Unless otherwise defined, all technical and scientific terms used herein have the same meaning as commonly understood by one of ordinary skill in the art to which this invention belongs. The terminology used in the description of the invention herein is for the purpose of describing particular embodiments only and is not intended to be limiting of the invention.

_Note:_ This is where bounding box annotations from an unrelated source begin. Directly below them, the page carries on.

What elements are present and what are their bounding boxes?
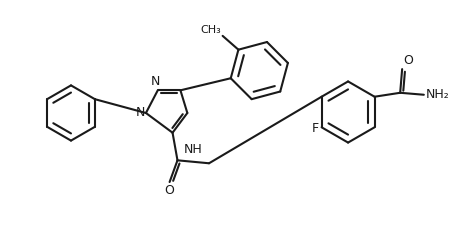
Text: NH: NH <box>184 143 202 156</box>
Text: N: N <box>135 106 145 119</box>
Text: F: F <box>312 122 318 135</box>
Text: O: O <box>164 184 174 197</box>
Text: N: N <box>151 75 160 88</box>
Text: CH₃: CH₃ <box>200 25 221 35</box>
Text: O: O <box>403 54 413 67</box>
Text: NH₂: NH₂ <box>426 88 449 101</box>
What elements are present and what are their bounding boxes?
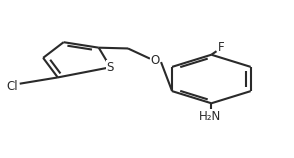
Text: O: O [150, 54, 160, 67]
Text: H₂N: H₂N [199, 110, 221, 123]
Text: Cl: Cl [6, 80, 18, 93]
Text: S: S [107, 61, 114, 74]
Text: F: F [218, 41, 225, 54]
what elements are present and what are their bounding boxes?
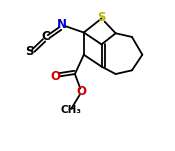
Text: O: O	[51, 71, 61, 84]
Text: S: S	[25, 45, 34, 58]
Text: S: S	[97, 11, 106, 24]
Text: O: O	[77, 85, 87, 98]
Text: C: C	[41, 31, 50, 43]
Text: N: N	[57, 18, 67, 31]
Text: CH₃: CH₃	[61, 105, 82, 115]
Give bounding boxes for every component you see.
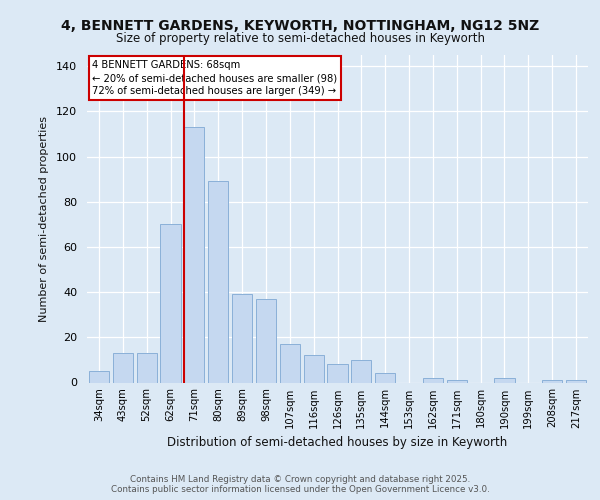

All publications, patent applications, patents and other references cited herein are incorporated by reference in their entireties for the teachings relevant to the sentence and/or paragraph in which the reference is presented.

Unless the context indicates otherwise, it is specifically intended that the various features of the invention described herein can be used in any combination. Moreover, the present invention also contemplates that in some embodiments of the invention, any feature or combination of features set forth herein can be excluded or omitted. To illustrate, if the specification states that a composition comprises components A, B and C, it is specifically intended that any of A, B or C, or a combination thereof, can be omitted and disclaimed singularly or in any combination.